On day four of the hostage situation I was evaluating a stack of craft supplies in her sunroom and noticed a fairly large framed picture facing backwards. Curious, I picked it up and turned it around. It was a picture I remembered from my childhood that had hung on the living room wall. It was of a little girl, sitting on a black spindle chair and I had always thought it was a picture of me at around six years of age. I had never once looked at it closer or asked about it, I had just assumed it was me. Years passed and I never noticed or considered it again until now. I knelt down and saw it was a signed print 93/100 by an F. Gild. I called to my mom in the other room, “hey mom, this picture of the little girl, who is the artist, F. Gild?” She called back, “it’s Gilot, Françoise Gilot, she was Pablo Picasso’s mistress and she did that painting of their daughter.” I was in complete shock – first, hold on a minute, all this time, that’s not ME?! AND you have a print done by Picasso’s mistress and their bastard child????  This was awesome! My mother, the baptist christian who has never said a swear word in her life and would still be a virgin if immaculate conception had been a real option, was stashing the art of a wanton woman! Mom came into the room and told me that when she was in college in the early 60’s, there was an art show, and she had bought it for $25 and paid another $25 to have it framed. I must have an odd sense of curiosity because, although I started Googling to see what it might be worth, I instead found myself more fascinated by who the child was and to know more about this tawdry mistress! 

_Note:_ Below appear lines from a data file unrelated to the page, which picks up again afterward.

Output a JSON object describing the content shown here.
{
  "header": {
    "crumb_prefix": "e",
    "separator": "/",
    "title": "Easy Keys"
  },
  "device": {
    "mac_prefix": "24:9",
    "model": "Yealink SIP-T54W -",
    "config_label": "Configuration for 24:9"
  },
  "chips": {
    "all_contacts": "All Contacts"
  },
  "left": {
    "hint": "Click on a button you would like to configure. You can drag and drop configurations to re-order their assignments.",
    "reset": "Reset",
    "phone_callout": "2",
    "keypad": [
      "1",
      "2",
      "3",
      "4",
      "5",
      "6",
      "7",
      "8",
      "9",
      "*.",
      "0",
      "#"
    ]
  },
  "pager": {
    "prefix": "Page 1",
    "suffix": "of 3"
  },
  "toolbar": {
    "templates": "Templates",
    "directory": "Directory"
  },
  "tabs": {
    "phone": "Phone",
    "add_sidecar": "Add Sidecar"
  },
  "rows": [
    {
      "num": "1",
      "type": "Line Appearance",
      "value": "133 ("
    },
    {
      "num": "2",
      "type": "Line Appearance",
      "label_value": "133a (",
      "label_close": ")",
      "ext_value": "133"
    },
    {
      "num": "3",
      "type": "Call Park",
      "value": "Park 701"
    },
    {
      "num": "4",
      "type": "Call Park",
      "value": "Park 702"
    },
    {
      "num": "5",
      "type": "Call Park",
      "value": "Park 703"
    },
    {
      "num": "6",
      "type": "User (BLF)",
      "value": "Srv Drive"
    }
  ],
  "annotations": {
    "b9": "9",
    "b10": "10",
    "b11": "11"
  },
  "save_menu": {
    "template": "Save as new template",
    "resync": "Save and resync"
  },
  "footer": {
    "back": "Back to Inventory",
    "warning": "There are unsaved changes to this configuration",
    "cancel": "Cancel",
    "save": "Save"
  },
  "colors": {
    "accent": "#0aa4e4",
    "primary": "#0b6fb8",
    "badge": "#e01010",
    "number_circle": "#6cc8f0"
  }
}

After a little, actually a lot, of research I found out that while Françoise Gilot had a son and daughter with Picasso during their ten-year relationship, the lithograph was actually of her second daughter, Aurelia with Luc Simon, her husband after Picasso. Not a bastard child of an eccentric artist after all, but the legitimate daughter of a woman who had enough backbone and grit to leave Picasso and make her own fate when no other woman had ever dared to leave him. She took their two children and walked out, never looking back and wrote her memoir in 1964, “Life with Picasso.” Well, hello summer reading List – I’ll be buying this soon!

A recent article in “The Cut” published December 12, 2019, Gilot was interviewed in her New York City apartment where, at 98, she still paints every day. She was quoted “I paint for myself, basically. If people like it, bravo; if they don’t, I don’t care. I don’t really care at all. Sometimes it’s better because then I get to keep it.” I love her tenacity to do what she loves and love what she does.

I’ve learned that the only opinion that really matters about what you do, is your own. My mom is no different in her approach to how she lives her life. We finished cleaning, painting and organizing her craft room that long weekend, had some really good laughs and I think I learned a lot more about my mom in those four days than I thought I knew about her.

As I continue to work on my writing, sewing, gardening, photos, and pursuing all things that embrace the hygge lifestyle, I’m listening to my own opinion. You should listen to yours. No one else knows your story better than you. You uniquely understand what went into the making up of you. Without our rich diversity and owning who we are, the world would not have the beauty it does today. Why wait? Go ahead, make your mark and listen to your own opinion.